Ajay Sharma: The Speed of Life. It was a wonderful opening night …
Ajay Sharma’s exhibition The Speed of Life opened at AirSpace Projects on Thursday 3 July with much fanfare. The Deputy Mayor of Marrickville Councillor Rosana Tyler introduced Mr Pawan Luthra who spoke so generously about Ajay Sharma’s work. We thought it was well worth posting. The Speed of Life will continue until 5.00pm Saturday 19 July.
Ajay Sharma, Mother Nature (Impairment of Nature) from The Speed of Life series, 2014, pigment on paper, 30.5 x 40cm. Image credit: AirSpace Projects.
Pawan Luthra’s Speech
Deputy Mayor Councillor Rosana Tyler, Ajay Sharma, Sally Clarke, Brenda Factor and guests, thank you for inviting me today.
Growing up in India, we were surrounded by many examples of miniature art. We had them in our homes and in our schools, and often on the walls at work also. It is a great pleasure for me to be here: something that was such an essential part of my childhood, is being appreciated in my new home.
I have never been good at art myself, but as a child I would often wonder at how tedious and painstaking it must have been for the artist to create the paintings that hung in my hallway, and that my mum cherished so much. The margin of error seemed so narrow, and having no confidence in my own fine motor skills, I made up my mind fairly early that I would not enter a field in which my mistakes would be laid bare for easy scrutiny.
And so you will understand, what a privilege it has been for me to meet Ajay Sharma, India’s leading miniaturist. In a career spanning some 40 years, Ajay has devoted himself to keeping alive a centuries’ old tradition. As head of a studio of artists and students in Jaipur that was launched way back in 1984, he is involved in all aspects of the art form, including composition, drawing, conservation, copy work, in the research and preparation of pigments.
He has some fascinating stories to tell about his art, not just the process in which he creates the wasli paper on which the works are made, but also of how in the early days, he made his own paintbrushes: he physically caught the squirrels to extract the fine hair from their tails. He will assure you though, that no squirrels were killed to make up the brushes that created these, or indeed any, of his works.
Ajay has also been instrumental in taking the Rajasthani style of miniature art to some of the world’s leading art institutions, in the form of both exhibitions and workshops. Many non-Indian artists have now taken up the art form.
Interestingly, the theme of his current exhibition, The Speed of Life, finds much parallel with his own life’s work. While he has dedicated his energies to conserving and perpetuating an age-old practice, he sees around him a world that is modernising at fast pace. The Speed of Life is a lament on the loss of traditions and family values, and an increasing disconnect with nature, that such modernisation and globalisation has brought in.

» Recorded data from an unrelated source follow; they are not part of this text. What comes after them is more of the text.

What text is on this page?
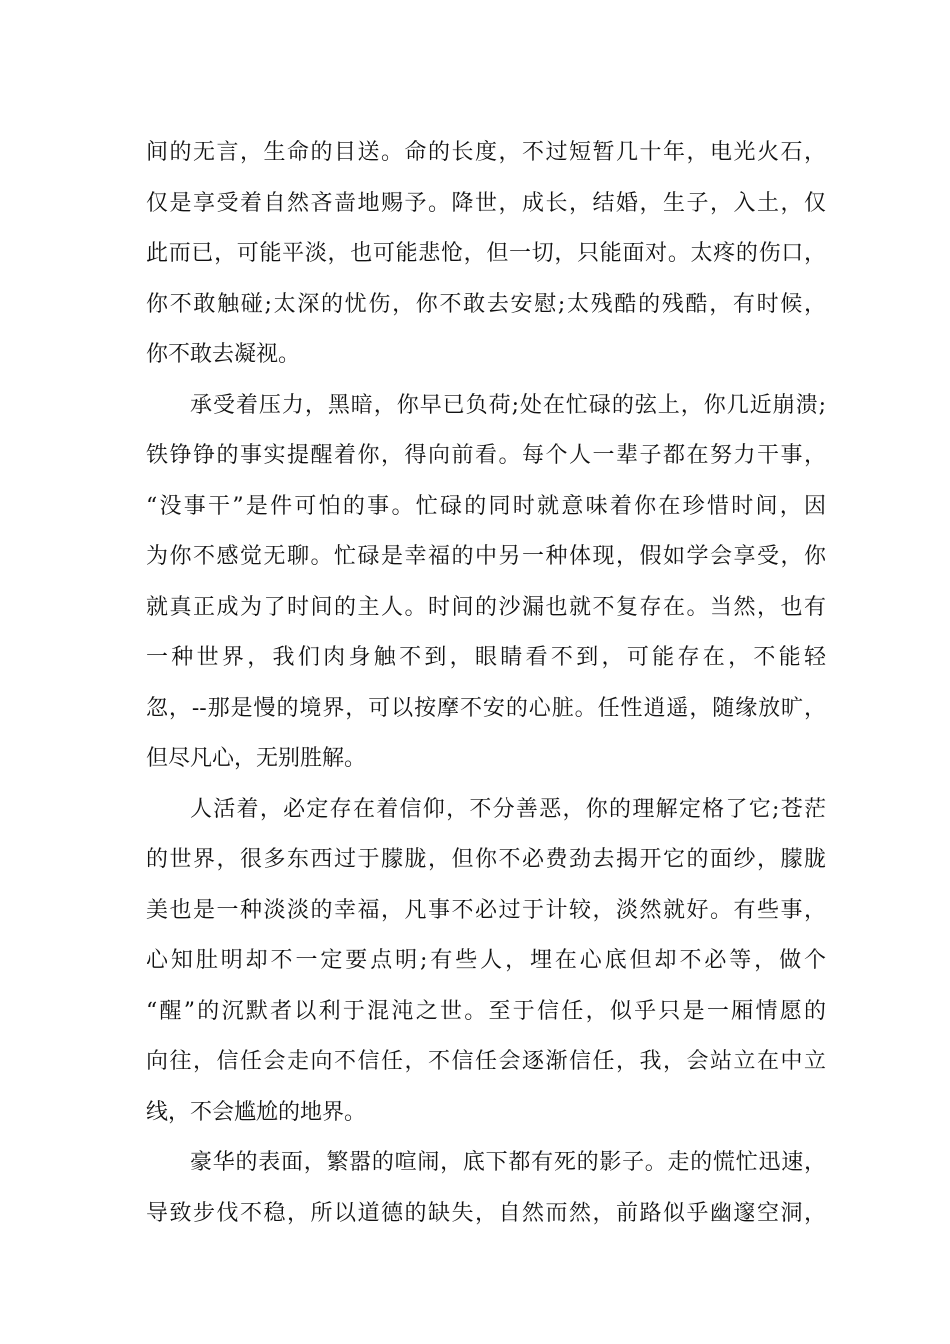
间的无言，生命的目送。命的长度，不过短暂几十年，电光火石，
仅是享受着自然吝啬地赐予。降世，成长，结婚，生子，入土，仅
此而已，可能平淡，也可能悲怆，但一切，只能面对。太疼的伤口，
你不敢触碰;太深的忧伤，你不敢去安慰;太残酷的残酷，有时候，
你不敢去凝视。
承受着压力，黑暗，你早已负荷;处在忙碌的弦上，你几近崩溃;
铁铮铮的事实提醒着你，得向前看。每个人一辈子都在努力干事，
“没事干”是件可怕的事。忙碌的同时就意味着你在珍惜时间，因
为你不感觉无聊。忙碌是幸福的中另一种体现，假如学会享受，你
就真正成为了时间的主人。时间的沙漏也就不复存在。当然，也有
一种世界，我们肉身触不到，眼睛看不到，可能存在，不能轻
忽，--那是慢的境界，可以按摩不安的心脏。任性逍遥，随缘放旷，
但尽凡心，无别胜解。
人活着，必定存在着信仰，不分善恶，你的理解定格了它;苍茫
的世界，很多东西过于朦胧，但你不必费劲去揭开它的面纱，朦胧
美也是一种淡淡的幸福，凡事不必过于计较，淡然就好。有些事，
心知肚明却不一定要点明;有些人，埋在心底但却不必等，做个
“醒”的沉默者以利于混沌之世。至于信任，似乎只是一厢情愿的
向往，信任会走向不信任，不信任会逐渐信任，我，会站立在中立
线，不会尴尬的地界。
豪华的表面，繁嚣的喧闹，底下都有死的影子。走的慌忙迅速，
导致步伐不稳，所以道德的缺失，自然而然，前路似乎幽邃空洞，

The horse of course, has interesting symbolism. Representing a driving force that carries you through life, it is a symbol not only of life energy, but also of freedom of expression. As such, it turns out to be a perfect medium for Ajay.
As an observer myself of trends in the psycho-social fabric of contemporary India, I do agree with Ajay. The change is quite tumultuous really, and like a tsunami sweeping across the land, it is leaving behind some debris in its aftermath. The particular social problems that have arisen in India recently and made headlines across the world, are an unfortunate side effect of this fast-paced change. I don’t want to bring a sombre note to tonight’s event, but I think this has a significant bearing on the works of art displayed here. They speak of the far-reaching psycho-social implications of rampant and unsustainable modernisation.
Unlike Ajay however, I am a bit more optimistic about India’s youth. My own view is that as a developing country, India is going through an adolescence of sorts, struggling with issues of identity as it grapples with the notions of tradition vs modernisation. It’s going to be interesting to see how the ‘teenage’ India resolves this crisis, but at the end of it, it will evolve into unique selfhood.
India will modernise – it must modernise. And just as Ajay’s particular passion has evolved through Persian, Islamic, Mughal, Rajput, even British, influences, and survived to tell its own tale as an amalgam of all these, yet an independent and innovative art form that can be used to cast a contemporary look on life, India will make it too– with its own particular mix of traditionalism and modernism.
I thank Sally and Brenda in their vision of putting this exhibition together and sharing with all of this the talents of Ajay Sharma.